We can now visualize the forecast at various credible intervals.

fig, ax = plt.subplots()
az.plot_hdi(
    x=t_test,
    y=posterior_predictive["posterior_predictive"]["y_forecast"],
    hdi_prob=0.94,
    color="C3",
    smooth=False,
    fill_kwargs={"alpha": 0.2, "label": r"$94\%$ HDI"},
    ax=ax,
)
az.plot_hdi(
    x=t_test,
    y=posterior_predictive["posterior_predictive"]["y_forecast"],
    hdi_prob=0.50,
    color="C3",
    smooth=False,
    fill_kwargs={"alpha": 0.5, "label": r"$50\%$ HDI"},
    ax=ax,
)
ax.plot(
    t_test,
    posterior_predictive["posterior_predictive"]["y_forecast"].mean(
        dim=("chain", "draw")
    ),
    color="C3",
    label="mean forecast",
)
ax.plot(t_train, y_train, color="C0", label="train")
ax.plot(t_test, y_test, color="C1", label="test")
ax.axvline(x=t_train[-1], c="black", linestyle="--")
ax.legend()
ax.set(xlabel="time", ylabel="y", title="ARMA(1, 1) Model Forecast")

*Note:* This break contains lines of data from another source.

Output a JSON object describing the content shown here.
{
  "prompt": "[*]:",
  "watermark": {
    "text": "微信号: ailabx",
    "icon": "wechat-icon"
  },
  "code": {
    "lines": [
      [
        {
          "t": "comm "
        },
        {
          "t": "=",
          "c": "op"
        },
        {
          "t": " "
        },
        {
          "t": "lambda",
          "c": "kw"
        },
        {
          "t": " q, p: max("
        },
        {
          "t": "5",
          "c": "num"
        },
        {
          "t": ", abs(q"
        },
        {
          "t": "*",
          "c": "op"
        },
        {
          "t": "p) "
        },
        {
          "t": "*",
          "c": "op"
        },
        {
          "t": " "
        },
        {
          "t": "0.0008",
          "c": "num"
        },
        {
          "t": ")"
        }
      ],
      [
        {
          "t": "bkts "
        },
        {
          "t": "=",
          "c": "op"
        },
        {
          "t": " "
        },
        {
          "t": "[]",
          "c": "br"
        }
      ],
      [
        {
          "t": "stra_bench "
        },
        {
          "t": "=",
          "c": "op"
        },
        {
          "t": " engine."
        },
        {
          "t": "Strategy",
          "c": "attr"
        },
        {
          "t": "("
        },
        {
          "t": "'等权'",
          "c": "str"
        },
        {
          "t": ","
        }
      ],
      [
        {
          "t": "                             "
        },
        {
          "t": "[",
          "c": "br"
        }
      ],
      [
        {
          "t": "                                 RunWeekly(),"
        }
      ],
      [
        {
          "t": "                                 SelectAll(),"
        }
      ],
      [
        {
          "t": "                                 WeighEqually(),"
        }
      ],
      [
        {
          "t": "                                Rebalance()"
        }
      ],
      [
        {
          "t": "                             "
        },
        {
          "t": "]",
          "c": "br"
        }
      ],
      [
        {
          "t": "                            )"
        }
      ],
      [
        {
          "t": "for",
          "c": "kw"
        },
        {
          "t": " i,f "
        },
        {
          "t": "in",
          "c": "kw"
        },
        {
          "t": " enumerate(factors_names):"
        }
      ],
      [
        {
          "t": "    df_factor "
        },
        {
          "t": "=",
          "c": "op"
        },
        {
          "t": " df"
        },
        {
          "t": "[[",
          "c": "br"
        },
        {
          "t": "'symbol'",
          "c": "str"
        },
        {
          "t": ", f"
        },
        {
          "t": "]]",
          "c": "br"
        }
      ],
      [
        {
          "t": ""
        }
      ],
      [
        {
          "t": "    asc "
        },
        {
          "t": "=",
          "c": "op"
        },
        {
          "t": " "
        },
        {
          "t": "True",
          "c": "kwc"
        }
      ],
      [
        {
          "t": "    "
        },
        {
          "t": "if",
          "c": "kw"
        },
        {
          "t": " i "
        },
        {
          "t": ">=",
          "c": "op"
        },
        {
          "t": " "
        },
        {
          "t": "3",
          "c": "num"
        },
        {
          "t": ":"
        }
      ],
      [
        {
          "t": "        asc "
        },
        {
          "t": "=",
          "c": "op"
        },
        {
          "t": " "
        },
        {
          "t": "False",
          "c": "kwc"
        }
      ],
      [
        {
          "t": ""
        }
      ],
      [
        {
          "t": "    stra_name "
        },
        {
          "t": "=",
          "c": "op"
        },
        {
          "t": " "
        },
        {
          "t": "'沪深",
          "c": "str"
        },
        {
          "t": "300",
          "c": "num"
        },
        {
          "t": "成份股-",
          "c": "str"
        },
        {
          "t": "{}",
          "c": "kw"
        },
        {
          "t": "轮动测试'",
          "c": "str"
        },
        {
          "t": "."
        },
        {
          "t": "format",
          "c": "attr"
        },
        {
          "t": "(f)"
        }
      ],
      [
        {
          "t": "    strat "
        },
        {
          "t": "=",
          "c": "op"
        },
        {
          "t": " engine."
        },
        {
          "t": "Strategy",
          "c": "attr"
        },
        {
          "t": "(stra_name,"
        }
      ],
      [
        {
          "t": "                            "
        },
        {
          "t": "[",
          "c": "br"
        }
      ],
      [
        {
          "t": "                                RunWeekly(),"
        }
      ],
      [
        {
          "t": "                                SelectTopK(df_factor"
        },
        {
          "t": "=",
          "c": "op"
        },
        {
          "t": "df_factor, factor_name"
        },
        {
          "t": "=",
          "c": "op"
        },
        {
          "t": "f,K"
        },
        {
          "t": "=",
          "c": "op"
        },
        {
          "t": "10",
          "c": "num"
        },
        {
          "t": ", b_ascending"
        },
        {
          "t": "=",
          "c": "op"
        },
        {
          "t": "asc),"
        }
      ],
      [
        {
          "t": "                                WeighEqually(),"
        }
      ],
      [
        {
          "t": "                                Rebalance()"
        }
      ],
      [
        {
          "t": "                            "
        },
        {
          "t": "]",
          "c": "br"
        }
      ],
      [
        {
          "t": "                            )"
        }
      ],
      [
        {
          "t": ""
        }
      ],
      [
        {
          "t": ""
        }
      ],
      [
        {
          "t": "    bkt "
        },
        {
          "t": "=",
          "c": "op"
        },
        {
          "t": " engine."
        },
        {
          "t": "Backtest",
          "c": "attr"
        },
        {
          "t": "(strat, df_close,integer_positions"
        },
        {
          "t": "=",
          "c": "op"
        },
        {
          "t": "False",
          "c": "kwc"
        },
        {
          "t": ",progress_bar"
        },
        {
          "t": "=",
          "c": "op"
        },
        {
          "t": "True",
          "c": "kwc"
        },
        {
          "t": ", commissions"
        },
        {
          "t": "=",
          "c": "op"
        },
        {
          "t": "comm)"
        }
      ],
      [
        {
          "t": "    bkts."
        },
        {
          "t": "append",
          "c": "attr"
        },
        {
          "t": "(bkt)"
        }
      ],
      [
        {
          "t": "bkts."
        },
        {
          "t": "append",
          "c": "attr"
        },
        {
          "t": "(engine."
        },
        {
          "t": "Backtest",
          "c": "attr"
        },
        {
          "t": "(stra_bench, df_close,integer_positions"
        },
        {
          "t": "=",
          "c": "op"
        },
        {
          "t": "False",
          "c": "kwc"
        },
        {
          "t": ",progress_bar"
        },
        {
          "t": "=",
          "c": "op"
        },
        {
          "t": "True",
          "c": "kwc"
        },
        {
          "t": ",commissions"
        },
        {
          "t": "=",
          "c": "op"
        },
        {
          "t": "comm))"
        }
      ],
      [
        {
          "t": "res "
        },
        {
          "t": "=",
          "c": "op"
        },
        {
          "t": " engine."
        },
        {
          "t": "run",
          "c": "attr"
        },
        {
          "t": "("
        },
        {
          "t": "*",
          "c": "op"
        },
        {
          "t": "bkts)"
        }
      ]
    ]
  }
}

The results look good and very comparable to the ones obtained using the statsmodels library:

fig, ax = plt.subplots()
az.plot_hdi(
    x=t_test,
    y=posterior_predictive["posterior_predictive"]["y_forecast"],
    hdi_prob=0.94,
    color="C3",
    smooth=False,
    fill_kwargs={"alpha": 0.3, "label": r"$94\%$ HDI"},
    ax=ax,
)
az.plot_hdi(
    x=t_test,
    y=posterior_predictive["posterior_predictive"]["y_forecast"],
    hdi_prob=0.50,
    color="C3",
    smooth=False,
    fill_kwargs={"alpha": 0.5, "label": r"$50\%$ HDI"},
    ax=ax,
)
ax.plot(
    t_test,
    posterior_predictive["posterior_predictive"]["y_forecast"].mean(
        dim=("chain", "draw")
    ),
    color="C3",
    label="mean forecast",
)
ax.plot(t_test, forecast_94_df["mean"], color="C2", label="mean forecast [statsmodels]")
ax.plot(t_train, y_train, color="C0", label="train")
ax.plot(t_test, y_test, color="C1", label="test")
ax.axvline(x=t_train[-1], c="black", linestyle="--")
ax.legend(loc="upper center", bbox_to_anchor=(0.5, -0.1), ncol=3)
ax.set(xlabel="time", ylabel="y", title="ARMA(1, 1) Model Forecast - Model Comparison")

Using these learnings, it should not be hard to implement a general ARIMA(p, d, q) model. One has to be careful vectorizing the model to make it efficient.